The 5G-based service will deliver a maximum download speed of 2 Gbps, Huawei said
Chinese vendor Huawei and U.K. carrier Three showcased a 5G home broadband demonstration using Three’s 100 megahertz of C-Band spectrum last week at the vendor’s Global Mobile Broadband Forum in London.
The demonstration leveraged Huawei’s latest 5G-based home broadband routers to allow forum attendees to experience ultra-high-speed 5G broadband services such as cloud gaming and 4K video streaming, Huawei said.
The vendor highlighted that the 5G broadband service will deliver a maximum download speed of 2 Gbps, with an average of 1 Gbps for a single user.
Huawei and Three U.K. carried out a pre-commercial network test of this technology earlier this year. The two companies plan to carry out further 5G service tests in the U.K. in the coming months, which are expected to be released to the public in densely-populated urban areas and train stations, paving the way for the full commercial use of 5G networks in 2019.

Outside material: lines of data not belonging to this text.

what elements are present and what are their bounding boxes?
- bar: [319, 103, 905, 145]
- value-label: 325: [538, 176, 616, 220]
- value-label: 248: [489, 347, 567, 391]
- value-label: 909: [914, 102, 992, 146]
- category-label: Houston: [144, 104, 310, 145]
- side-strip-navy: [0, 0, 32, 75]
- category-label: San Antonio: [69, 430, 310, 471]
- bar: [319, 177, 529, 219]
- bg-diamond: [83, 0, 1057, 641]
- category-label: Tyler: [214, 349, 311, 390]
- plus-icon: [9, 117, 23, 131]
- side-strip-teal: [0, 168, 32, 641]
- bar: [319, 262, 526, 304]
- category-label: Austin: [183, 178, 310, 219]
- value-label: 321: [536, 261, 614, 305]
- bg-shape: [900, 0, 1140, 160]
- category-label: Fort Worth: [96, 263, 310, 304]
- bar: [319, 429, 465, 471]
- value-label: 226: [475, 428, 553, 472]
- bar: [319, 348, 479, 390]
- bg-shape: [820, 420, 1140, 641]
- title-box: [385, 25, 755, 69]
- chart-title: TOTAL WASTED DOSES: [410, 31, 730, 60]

“The 5G trials we carried out today demonstrate the opportunity this technology brings to the home broadband market. Huawei will continue to work with Three UK to bring customers more market-leading commercial applications of 5G,” said Yang Chaobin, President of Huawei 5G Product Line, said.
5G for fixed wireless seems to be a relevant business opportunity for a number of carriers globally. US operator Verizon took a leading position in the FWA field with the recent launch of its 5G-branded fixed wireless home broadband service. This new FWA offering is initially based on the company’s Verizon Technical Forum standard rather than 3GPP’s 5G New Radio specification.
The broadband service is currently available in parts of Houston, Texas; Indianapolis, Indiana and Los Angeles and Sacramento, California. Verizon uses its millimeter wave spectrum to deliver with average speeds around 300 Mbps, peaking around 1 Gbps, to consumer premise equipment located in a subscribers home.
Verizon had previously detailed plans to upgrade related sites with 5G NR-compatible equipment and is also planning a mobile 5G service for 2019.
In a recent report, Ericsson highlighted that wireless fiber is best suited for suburban environments and, if the goal is connecting the unconnected, the best market areas are rural villages, suburban areas and multi-family urban dwellings. For all three options, “sparsely populated single family homes” aren’t ideal places to deploy, according to Ericsson.
“FWA will not be driven by technology, but rather the market opportunity for each operator in a specific geography, as with traditional fixed broadband. From this starting point, operators should select the combination of technologies and the spectrum strategy most suited to the market opportunity,” Ericsson said.